Op 24 februari 2020 heeft de Rechtbank Amsterdam een beschikking gegeven in een zaak betreffende een rechterlijke machtiging tot opname en verblijf van een betrokkene, geboren in 1948. Het verzoek tot machtiging werd ingediend door het Centrum Indicatiestelling Zorg (CIZ) op 14 februari 2020, met als doel een machtiging voor de duur van zes maanden te verlenen op basis van de Wet zorg en dwang (Wzd). De rechtbank heeft de mondelinge behandeling op dezelfde datum gehouden, waarbij de betrokkene, zijn raadsvrouw mr. K.A. Kieft, en arts M. Heeg aanwezig waren.

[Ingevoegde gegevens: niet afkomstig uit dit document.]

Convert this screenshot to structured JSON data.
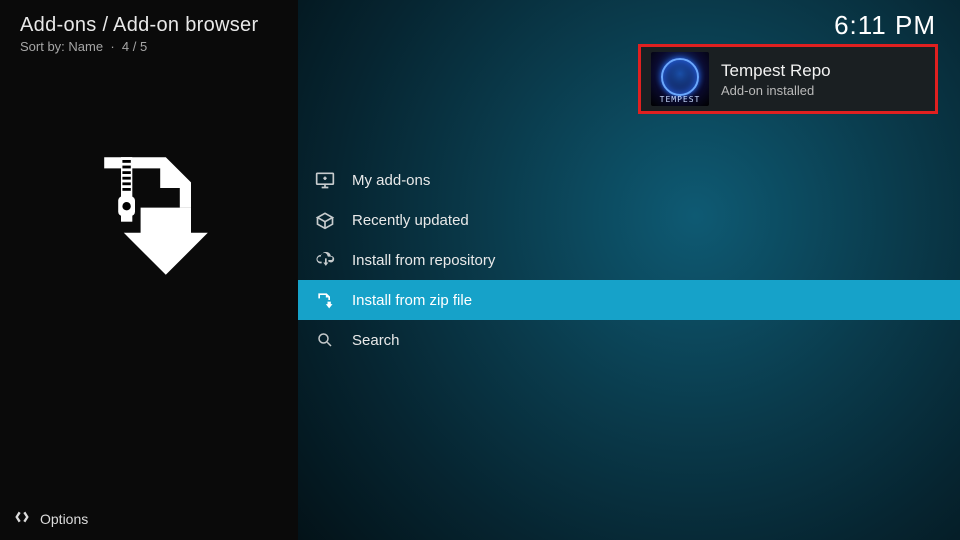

De zaak betreft een betrokkene die met een delirant toestandsbeeld was opgenomen onder een crisismaatregel op basis van de Wet verplichte geestelijke gezondheidszorg (Wvggz). De rechtbank heeft vastgesteld dat de betrokkene lijdt aan een psychogeriatrische aandoening, namelijk een ongespecificeerde neurocognitieve stoornis met sterke verdenking van dementie. Dit leidde tot ernstig nadeel, waaronder zelfverwaarlozing en risico op lichamelijk letsel. De rechtbank heeft geconcludeerd dat de opname en het verblijf noodzakelijk zijn om dit ernstig nadeel te voorkomen.
De rechtbank heeft het verzoek op grond van de Wvggz afgewezen, omdat het ernstig nadeel voortkwam uit de psychogeriatrische aandoening en niet meer uit de psychische stoornis. De rechtbank heeft de machtiging tot opname en verblijf toegewezen voor de duur van zes maanden, met de aanbeveling om de beperking van de bewegingsvrijheid als onvrijwillige zorg in het zorgplan op te nemen. De beschikking is mondeling gegeven door rechter P.B. Martens en op 24 februari 2020 in het openbaar uitgesproken, met een schriftelijke uitwerking op 27 februari 2020.